At a recent conference I attended, I heard a man explain the "one-cubed" theory. I'm not sure if this is something he made up, or if its one of those catchy educational terms that people toss around, but it resonated with me. Essentially, the idea is that in order to learn something well, a person must first have it explained to them (1), then actually do it (2), and then teach someone else (3).

Learn. Do. Teach.

Short and sweet, but very powerful. I think this holds true for most people in almost any situation, whether its a child learning to dribble a basketball, or a grad student learning scientific principles of microbiology, the same holds true. The more you help others understand something, the better you understand it yourself. I learned the most about our US Government from actually teaching about it to students. I'd read the books and heard the lectures, and participated in many different ways, but not until I had to explain things like "exigent circumstances" to a 16 year old, did I really start to fully understand all the implications that came with the concept.

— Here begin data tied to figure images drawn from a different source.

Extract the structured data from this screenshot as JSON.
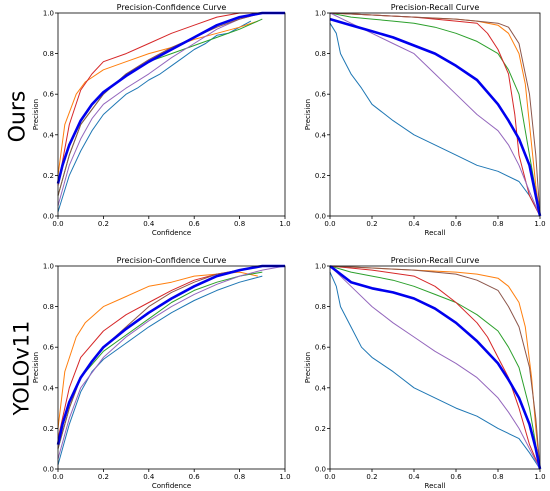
{
  "row_labels": [
    "Ours",
    "YOLOv11"
  ],
  "chart_data": [
    {
      "type": "line",
      "title": "Precision-Confidence Curve",
      "xlabel": "Confidence",
      "ylabel": "Precision",
      "xlim": [
        0,
        1
      ],
      "ylim": [
        0,
        1
      ],
      "xticks": [
        "0.0",
        "0.2",
        "0.4",
        "0.6",
        "0.8",
        "1.0"
      ],
      "yticks": [
        "0.0",
        "0.2",
        "0.4",
        "0.6",
        "0.8",
        "1.0"
      ],
      "grid": false,
      "series": [
        {
          "color": "#1f77b4",
          "width": 1,
          "x": [
            0.0,
            0.05,
            0.1,
            0.15,
            0.2,
            0.25,
            0.3,
            0.35,
            0.4,
            0.45,
            0.5,
            0.55,
            0.6,
            0.65,
            0.7,
            0.75,
            0.8,
            0.85
          ],
          "y": [
            0.02,
            0.2,
            0.32,
            0.42,
            0.5,
            0.55,
            0.6,
            0.63,
            0.67,
            0.7,
            0.74,
            0.78,
            0.82,
            0.85,
            0.89,
            0.9,
            0.93,
            0.96
          ]
        },
        {
          "color": "#ff7f0e",
          "width": 1,
          "x": [
            0.0,
            0.03,
            0.08,
            0.12,
            0.2,
            0.3,
            0.4,
            0.5,
            0.6,
            0.7,
            0.8,
            0.88
          ],
          "y": [
            0.2,
            0.45,
            0.6,
            0.66,
            0.72,
            0.76,
            0.8,
            0.83,
            0.87,
            0.9,
            0.93,
            0.96
          ]
        },
        {
          "color": "#2ca02c",
          "width": 1,
          "x": [
            0.0,
            0.05,
            0.1,
            0.2,
            0.3,
            0.4,
            0.5,
            0.6,
            0.7,
            0.8,
            0.9
          ],
          "y": [
            0.1,
            0.3,
            0.45,
            0.6,
            0.7,
            0.76,
            0.8,
            0.84,
            0.88,
            0.92,
            0.97
          ]
        },
        {
          "color": "#d62728",
          "width": 1,
          "x": [
            0.0,
            0.05,
            0.1,
            0.15,
            0.2,
            0.3,
            0.4,
            0.5,
            0.6,
            0.7,
            0.8,
            0.9,
            1.0
          ],
          "y": [
            0.15,
            0.45,
            0.62,
            0.7,
            0.76,
            0.8,
            0.85,
            0.9,
            0.94,
            0.98,
            1.0,
            1.0,
            1.0
          ]
        },
        {
          "color": "#9467bd",
          "width": 1,
          "x": [
            0.0,
            0.05,
            0.1,
            0.15,
            0.2,
            0.3,
            0.4,
            0.5,
            0.6,
            0.7,
            0.8,
            0.9,
            1.0
          ],
          "y": [
            0.05,
            0.25,
            0.38,
            0.48,
            0.55,
            0.63,
            0.7,
            0.78,
            0.85,
            0.92,
            0.97,
            1.0,
            1.0
          ]
        },
        {
          "color": "#8c564b",
          "width": 1,
          "x": [
            0.0,
            0.05,
            0.1,
            0.2,
            0.3,
            0.4,
            0.5,
            0.6,
            0.7,
            0.8,
            0.9,
            1.0
          ],
          "y": [
            0.1,
            0.3,
            0.45,
            0.6,
            0.7,
            0.77,
            0.83,
            0.88,
            0.93,
            0.97,
            1.0,
            1.0
          ]
        },
        {
          "color": "#0000ee",
          "width": 2.6,
          "x": [
            0.0,
            0.02,
            0.05,
            0.1,
            0.15,
            0.2,
            0.3,
            0.4,
            0.5,
            0.6,
            0.7,
            0.8,
            0.9,
            1.0
          ],
          "y": [
            0.16,
            0.25,
            0.35,
            0.47,
            0.55,
            0.61,
            0.69,
            0.76,
            0.82,
            0.88,
            0.94,
            0.98,
            1.0,
            1.0
          ]
        }
      ]
    },
    {
      "type": "line",
      "title": "Precision-Recall Curve",
      "xlabel": "Recall",
      "ylabel": "Precision",
      "xlim": [
        0,
        1
      ],
      "ylim": [
        0,
        1
      ],
      "xticks": [
        "0.0",
        "0.2",
        "0.4",
        "0.6",
        "0.8",
        "1.0"
      ],
      "yticks": [
        "0.0",
        "0.2",
        "0.4",
        "0.6",
        "0.8",
        "1.0"
      ],
      "grid": false,
      "series": [
        {
          "color": "#1f77b4",
          "width": 1,
          "x": [
            0.0,
            0.03,
            0.05,
            0.1,
            0.15,
            0.2,
            0.3,
            0.4,
            0.5,
            0.6,
            0.7,
            0.8,
            0.9,
            0.95,
            1.0
          ],
          "y": [
            0.95,
            0.9,
            0.8,
            0.7,
            0.63,
            0.55,
            0.47,
            0.4,
            0.35,
            0.3,
            0.25,
            0.22,
            0.17,
            0.1,
            0.0
          ]
        },
        {
          "color": "#ff7f0e",
          "width": 1,
          "x": [
            0.0,
            0.2,
            0.4,
            0.6,
            0.7,
            0.8,
            0.85,
            0.9,
            0.93,
            0.96,
            0.98,
            1.0
          ],
          "y": [
            1.0,
            0.99,
            0.98,
            0.97,
            0.96,
            0.94,
            0.9,
            0.8,
            0.65,
            0.35,
            0.15,
            0.0
          ]
        },
        {
          "color": "#2ca02c",
          "width": 1,
          "x": [
            0.0,
            0.1,
            0.2,
            0.3,
            0.4,
            0.5,
            0.6,
            0.7,
            0.8,
            0.85,
            0.9,
            0.95,
            1.0
          ],
          "y": [
            1.0,
            0.98,
            0.97,
            0.96,
            0.95,
            0.93,
            0.9,
            0.86,
            0.8,
            0.72,
            0.6,
            0.3,
            0.0
          ]
        },
        {
          "color": "#d62728",
          "width": 1,
          "x": [
            0.0,
            0.2,
            0.4,
            0.5,
            0.6,
            0.7,
            0.75,
            0.8,
            0.85,
            0.88,
            0.9,
            0.95,
            1.0
          ],
          "y": [
            1.0,
            0.99,
            0.98,
            0.97,
            0.96,
            0.95,
            0.9,
            0.82,
            0.7,
            0.5,
            0.3,
            0.1,
            0.0
          ]
        },
        {
          "color": "#9467bd",
          "width": 1,
          "x": [
            0.0,
            0.1,
            0.2,
            0.3,
            0.4,
            0.5,
            0.6,
            0.7,
            0.8,
            0.85,
            0.9,
            0.95,
            1.0
          ],
          "y": [
            1.0,
            0.95,
            0.9,
            0.85,
            0.8,
            0.7,
            0.6,
            0.5,
            0.42,
            0.35,
            0.25,
            0.12,
            0.0
          ]
        },
        {
          "color": "#8c564b",
          "width": 1,
          "x": [
            0.0,
            0.2,
            0.4,
            0.6,
            0.7,
            0.8,
            0.85,
            0.9,
            0.95,
            0.98,
            1.0
          ],
          "y": [
            1.0,
            0.99,
            0.98,
            0.97,
            0.96,
            0.95,
            0.93,
            0.85,
            0.6,
            0.3,
            0.0
          ]
        },
        {
          "color": "#0000ee",
          "width": 2.6,
          "x": [
            0.0,
            0.1,
            0.2,
            0.3,
            0.4,
            0.5,
            0.6,
            0.7,
            0.8,
            0.85,
            0.9,
            0.95,
            0.98,
            1.0
          ],
          "y": [
            0.97,
            0.94,
            0.91,
            0.88,
            0.84,
            0.8,
            0.74,
            0.67,
            0.55,
            0.47,
            0.38,
            0.25,
            0.1,
            0.0
          ]
        }
      ]
    },
    {
      "type": "line",
      "title": "Precision-Confidence Curve",
      "xlabel": "Confidence",
      "ylabel": "Precision",
      "xlim": [
        0,
        1
      ],
      "ylim": [
        0,
        1
      ],
      "xticks": [
        "0.0",
        "0.2",
        "0.4",
        "0.6",
        "0.8",
        "1.0"
      ],
      "yticks": [
        "0.0",
        "0.2",
        "0.4",
        "0.6",
        "0.8",
        "1.0"
      ],
      "grid": false,
      "series": [
        {
          "color": "#1f77b4",
          "width": 1,
          "x": [
            0.0,
            0.05,
            0.1,
            0.15,
            0.2,
            0.3,
            0.4,
            0.5,
            0.6,
            0.7,
            0.8,
            0.9
          ],
          "y": [
            0.02,
            0.22,
            0.38,
            0.48,
            0.54,
            0.62,
            0.7,
            0.77,
            0.83,
            0.88,
            0.92,
            0.95
          ]
        },
        {
          "color": "#ff7f0e",
          "width": 1,
          "x": [
            0.0,
            0.03,
            0.08,
            0.12,
            0.2,
            0.3,
            0.4,
            0.5,
            0.6,
            0.7,
            0.8,
            0.88
          ],
          "y": [
            0.2,
            0.48,
            0.65,
            0.72,
            0.8,
            0.85,
            0.9,
            0.92,
            0.95,
            0.96,
            0.97,
            0.95
          ]
        },
        {
          "color": "#2ca02c",
          "width": 1,
          "x": [
            0.0,
            0.05,
            0.1,
            0.2,
            0.3,
            0.4,
            0.5,
            0.6,
            0.7,
            0.8,
            0.9
          ],
          "y": [
            0.1,
            0.3,
            0.45,
            0.58,
            0.66,
            0.74,
            0.82,
            0.88,
            0.92,
            0.95,
            0.97
          ]
        },
        {
          "color": "#d62728",
          "width": 1,
          "x": [
            0.0,
            0.05,
            0.1,
            0.2,
            0.3,
            0.4,
            0.5,
            0.6,
            0.7,
            0.8,
            0.9,
            1.0
          ],
          "y": [
            0.15,
            0.4,
            0.55,
            0.68,
            0.76,
            0.82,
            0.88,
            0.93,
            0.96,
            0.98,
            1.0,
            1.0
          ]
        },
        {
          "color": "#9467bd",
          "width": 1,
          "x": [
            0.0,
            0.05,
            0.1,
            0.2,
            0.3,
            0.4,
            0.5,
            0.6,
            0.7,
            0.8,
            0.9,
            1.0
          ],
          "y": [
            0.05,
            0.25,
            0.4,
            0.55,
            0.65,
            0.73,
            0.8,
            0.86,
            0.91,
            0.95,
            0.98,
            1.0
          ]
        },
        {
          "color": "#8c564b",
          "width": 1,
          "x": [
            0.0,
            0.05,
            0.1,
            0.2,
            0.3,
            0.4,
            0.5,
            0.6,
            0.7,
            0.8,
            0.9,
            1.0
          ],
          "y": [
            0.1,
            0.3,
            0.45,
            0.6,
            0.7,
            0.8,
            0.87,
            0.92,
            0.96,
            0.98,
            1.0,
            1.0
          ]
        },
        {
          "color": "#0000ee",
          "width": 2.6,
          "x": [
            0.0,
            0.02,
            0.05,
            0.1,
            0.15,
            0.2,
            0.3,
            0.4,
            0.5,
            0.6,
            0.7,
            0.8,
            0.9,
            1.0
          ],
          "y": [
            0.12,
            0.22,
            0.33,
            0.45,
            0.53,
            0.6,
            0.69,
            0.77,
            0.84,
            0.9,
            0.95,
            0.98,
            1.0,
            1.0
          ]
        }
      ]
    },
    {
      "type": "line",
      "title": "Precision-Recall Curve",
      "xlabel": "Recall",
      "ylabel": "Precision",
      "xlim": [
        0,
        1
      ],
      "ylim": [
        0,
        1
      ],
      "xticks": [
        "0.0",
        "0.2",
        "0.4",
        "0.6",
        "0.8",
        "1.0"
      ],
      "yticks": [
        "0.0",
        "0.2",
        "0.4",
        "0.6",
        "0.8",
        "1.0"
      ],
      "grid": false,
      "series": [
        {
          "color": "#1f77b4",
          "width": 1,
          "x": [
            0.0,
            0.03,
            0.05,
            0.1,
            0.15,
            0.2,
            0.3,
            0.4,
            0.5,
            0.6,
            0.7,
            0.8,
            0.9,
            0.95,
            1.0
          ],
          "y": [
            0.97,
            0.9,
            0.8,
            0.7,
            0.6,
            0.55,
            0.48,
            0.4,
            0.35,
            0.3,
            0.26,
            0.2,
            0.15,
            0.08,
            0.0
          ]
        },
        {
          "color": "#ff7f0e",
          "width": 1,
          "x": [
            0.0,
            0.2,
            0.4,
            0.6,
            0.7,
            0.8,
            0.85,
            0.9,
            0.93,
            0.96,
            0.98,
            1.0
          ],
          "y": [
            1.0,
            0.99,
            0.98,
            0.97,
            0.96,
            0.94,
            0.9,
            0.82,
            0.7,
            0.45,
            0.2,
            0.0
          ]
        },
        {
          "color": "#2ca02c",
          "width": 1,
          "x": [
            0.0,
            0.1,
            0.2,
            0.3,
            0.4,
            0.5,
            0.6,
            0.7,
            0.8,
            0.85,
            0.9,
            0.95,
            1.0
          ],
          "y": [
            1.0,
            0.97,
            0.95,
            0.93,
            0.9,
            0.86,
            0.82,
            0.76,
            0.68,
            0.6,
            0.5,
            0.3,
            0.0
          ]
        },
        {
          "color": "#d62728",
          "width": 1,
          "x": [
            0.0,
            0.2,
            0.4,
            0.5,
            0.6,
            0.7,
            0.75,
            0.8,
            0.85,
            0.9,
            0.95,
            1.0
          ],
          "y": [
            1.0,
            0.98,
            0.95,
            0.9,
            0.82,
            0.72,
            0.65,
            0.55,
            0.45,
            0.3,
            0.12,
            0.0
          ]
        },
        {
          "color": "#9467bd",
          "width": 1,
          "x": [
            0.0,
            0.1,
            0.2,
            0.3,
            0.4,
            0.5,
            0.6,
            0.7,
            0.8,
            0.85,
            0.9,
            0.95,
            1.0
          ],
          "y": [
            1.0,
            0.9,
            0.8,
            0.72,
            0.65,
            0.58,
            0.52,
            0.45,
            0.35,
            0.28,
            0.2,
            0.1,
            0.0
          ]
        },
        {
          "color": "#8c564b",
          "width": 1,
          "x": [
            0.0,
            0.2,
            0.4,
            0.6,
            0.7,
            0.8,
            0.85,
            0.9,
            0.95,
            0.98,
            1.0
          ],
          "y": [
            1.0,
            0.99,
            0.98,
            0.96,
            0.93,
            0.88,
            0.8,
            0.7,
            0.5,
            0.25,
            0.0
          ]
        },
        {
          "color": "#0000ee",
          "width": 2.6,
          "x": [
            0.0,
            0.1,
            0.2,
            0.3,
            0.4,
            0.5,
            0.6,
            0.7,
            0.8,
            0.85,
            0.9,
            0.95,
            0.98,
            1.0
          ],
          "y": [
            1.0,
            0.92,
            0.89,
            0.87,
            0.84,
            0.79,
            0.72,
            0.63,
            0.52,
            0.44,
            0.35,
            0.22,
            0.1,
            0.0
          ]
        }
      ]
    }
  ]
}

So I guess having to explain my daily details to multiple different pre-service teachers has really helped me understand what I truly believe to be good teaching practices. Had I just taken the undergrad classes, or even just taught my students over the years, I don't think I would have the grasp on my craft like I do after explaining it to people with varying backgrounds and different philosophies.

So as I read the questions posted in the article linked above, I started thinking of how I have / would answer these questions posed from a rookie teacher. Over the next few weeks, I plan on crafting a response to these questions (and I'm assuming more that will randomly pop into my head).